ROAM-e ma być dronem, którego najważniejszym celem będzie focenie właściciela z powietrza. Selfie ma wejść na nowy poziom, choć trudno wyobrazić sobie przyszłość z tłokiem droników, które biją się o przestrzeń, by pstryknąć swojemu właścicielowi zdjęcie z najlepszego ujęcia. Na razie plany zakładają ograniczenie wszelkich kijaszków i wygodę dzięki w miarę niewielkiemu copterkowi. Segment selfie jest jeszcze świeży, więc i eksperymentów sporo. Latające gadżety do pstrykania fotek próbują swoich sił od lat. Wśród nich jest sporo odmian sferycznych.
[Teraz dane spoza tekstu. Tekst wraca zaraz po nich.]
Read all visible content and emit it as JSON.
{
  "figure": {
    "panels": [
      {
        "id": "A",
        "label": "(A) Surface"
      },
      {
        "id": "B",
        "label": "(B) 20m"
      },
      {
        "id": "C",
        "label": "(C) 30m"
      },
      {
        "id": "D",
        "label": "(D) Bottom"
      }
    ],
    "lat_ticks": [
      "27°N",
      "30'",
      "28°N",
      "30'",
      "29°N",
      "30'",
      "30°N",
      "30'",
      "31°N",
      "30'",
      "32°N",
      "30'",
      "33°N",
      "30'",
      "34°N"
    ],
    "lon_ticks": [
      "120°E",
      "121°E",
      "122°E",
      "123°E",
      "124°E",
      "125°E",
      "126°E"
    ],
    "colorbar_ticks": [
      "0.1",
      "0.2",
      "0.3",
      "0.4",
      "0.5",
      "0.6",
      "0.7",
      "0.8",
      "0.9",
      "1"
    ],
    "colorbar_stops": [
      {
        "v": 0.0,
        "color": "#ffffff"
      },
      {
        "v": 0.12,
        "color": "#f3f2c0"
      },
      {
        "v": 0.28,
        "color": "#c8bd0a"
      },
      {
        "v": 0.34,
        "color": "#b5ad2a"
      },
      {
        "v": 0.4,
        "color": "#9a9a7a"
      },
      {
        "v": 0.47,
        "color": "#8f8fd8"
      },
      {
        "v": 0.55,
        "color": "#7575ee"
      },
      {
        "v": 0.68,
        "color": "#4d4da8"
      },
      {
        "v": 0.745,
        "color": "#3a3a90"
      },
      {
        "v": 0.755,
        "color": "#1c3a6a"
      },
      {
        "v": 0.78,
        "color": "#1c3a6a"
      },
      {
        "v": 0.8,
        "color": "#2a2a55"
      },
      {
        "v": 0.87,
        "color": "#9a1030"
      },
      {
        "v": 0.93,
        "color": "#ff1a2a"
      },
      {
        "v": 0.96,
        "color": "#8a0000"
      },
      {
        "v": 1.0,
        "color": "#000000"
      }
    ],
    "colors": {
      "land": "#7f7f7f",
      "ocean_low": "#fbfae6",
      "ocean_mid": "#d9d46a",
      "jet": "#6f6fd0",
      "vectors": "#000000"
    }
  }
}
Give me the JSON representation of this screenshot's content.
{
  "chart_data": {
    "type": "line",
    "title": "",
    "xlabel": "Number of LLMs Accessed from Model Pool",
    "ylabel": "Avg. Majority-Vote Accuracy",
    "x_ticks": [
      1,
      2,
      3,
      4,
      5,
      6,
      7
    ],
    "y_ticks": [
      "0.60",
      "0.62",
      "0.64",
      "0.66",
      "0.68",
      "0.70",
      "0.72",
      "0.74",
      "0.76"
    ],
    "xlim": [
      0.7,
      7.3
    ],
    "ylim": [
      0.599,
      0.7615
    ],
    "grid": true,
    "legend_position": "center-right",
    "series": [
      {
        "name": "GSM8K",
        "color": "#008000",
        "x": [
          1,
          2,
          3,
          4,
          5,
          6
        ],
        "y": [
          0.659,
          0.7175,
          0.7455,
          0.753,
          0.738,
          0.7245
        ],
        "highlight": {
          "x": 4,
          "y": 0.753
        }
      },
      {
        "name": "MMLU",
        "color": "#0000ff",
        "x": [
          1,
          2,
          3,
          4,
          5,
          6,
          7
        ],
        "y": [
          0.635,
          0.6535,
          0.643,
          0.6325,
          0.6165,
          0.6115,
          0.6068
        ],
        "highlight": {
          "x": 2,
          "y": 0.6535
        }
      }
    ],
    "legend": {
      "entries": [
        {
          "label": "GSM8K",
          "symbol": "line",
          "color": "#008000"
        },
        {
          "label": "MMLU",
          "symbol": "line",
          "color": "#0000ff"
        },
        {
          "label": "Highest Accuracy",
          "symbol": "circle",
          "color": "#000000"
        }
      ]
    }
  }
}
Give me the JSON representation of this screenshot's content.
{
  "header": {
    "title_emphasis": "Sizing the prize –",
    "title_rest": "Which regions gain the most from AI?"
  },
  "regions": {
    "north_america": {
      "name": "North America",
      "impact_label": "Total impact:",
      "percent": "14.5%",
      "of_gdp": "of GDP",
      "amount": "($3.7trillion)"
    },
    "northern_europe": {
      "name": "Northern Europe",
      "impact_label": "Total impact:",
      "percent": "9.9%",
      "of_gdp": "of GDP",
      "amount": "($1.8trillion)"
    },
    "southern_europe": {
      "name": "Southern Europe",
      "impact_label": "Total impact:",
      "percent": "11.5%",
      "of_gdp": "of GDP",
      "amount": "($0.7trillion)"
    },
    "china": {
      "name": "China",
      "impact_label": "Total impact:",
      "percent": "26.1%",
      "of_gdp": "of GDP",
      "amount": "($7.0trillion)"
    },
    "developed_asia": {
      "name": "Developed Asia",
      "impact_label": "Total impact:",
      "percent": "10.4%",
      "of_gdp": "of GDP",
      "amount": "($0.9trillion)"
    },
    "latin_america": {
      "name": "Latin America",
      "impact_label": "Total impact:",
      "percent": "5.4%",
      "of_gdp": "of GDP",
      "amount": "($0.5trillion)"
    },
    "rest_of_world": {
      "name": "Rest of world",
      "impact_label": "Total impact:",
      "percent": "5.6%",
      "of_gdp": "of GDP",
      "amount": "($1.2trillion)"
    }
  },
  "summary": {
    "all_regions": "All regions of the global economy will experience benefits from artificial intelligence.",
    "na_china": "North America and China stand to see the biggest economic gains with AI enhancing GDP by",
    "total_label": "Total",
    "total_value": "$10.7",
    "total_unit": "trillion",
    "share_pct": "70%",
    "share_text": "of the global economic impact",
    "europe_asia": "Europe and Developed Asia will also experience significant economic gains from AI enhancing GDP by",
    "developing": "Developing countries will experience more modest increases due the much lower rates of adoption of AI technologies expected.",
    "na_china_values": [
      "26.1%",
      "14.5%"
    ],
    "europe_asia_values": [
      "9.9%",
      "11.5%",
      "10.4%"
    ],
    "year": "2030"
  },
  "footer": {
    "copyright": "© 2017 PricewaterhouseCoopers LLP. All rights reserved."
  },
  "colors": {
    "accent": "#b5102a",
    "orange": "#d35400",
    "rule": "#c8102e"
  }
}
Projekt ROAM-e też uwzględnia ujęcie kadru w formacie sferycznym. Obiektyw umieszczony jest u spodu, gdzie bezproblemowo wykona zdjęcia z lotu ptaka. Podwójne śmigiełko ma wystarczyć do udźwignięcia mechanizmu, a składany format umożliwiać łatwe przenoszenie sprzętu. Gabaryty nie są bardzo mobilne i nie drona nie schowamy do kieszeni, ale złożony zmieści się w torebce lub plecaku – gotowy do użycia w najlepszych momentach do focenia.

roam-e selfie

Idea modelu jest bardzo prosta. Konstrukcja zresztą też. Technologie już znane. Producent chce zapewnić tryb Follow Me, czyli podążania za obiektem. Zdjęcia mają być wykonywane w odległościach 3-25 metrów. W użytku będą pewnie te bliższe odległości, bo selfie to selfie – chcemy mieć wyraźne uchwycenie twarzy. Do tego ma posłużyć oprogramowanie do rozpoznawania twarzy, więc zdjęcia mają uwzględniać głównie nas, a nie przypadkowych osób. Większe odległości to z kolei opcja do robienia niemal perfekcyjnych panoram 360. Selfie z krajobrazem – może być efektownie. Na razie nie wspomniano nic o aplikacji, ale podejrzewam, że w tym przypadku to konieczność.

Dron ma ograniczone zadania, więc nie może być zbyt drogi. 349$ to w miarę rozsądny cennik.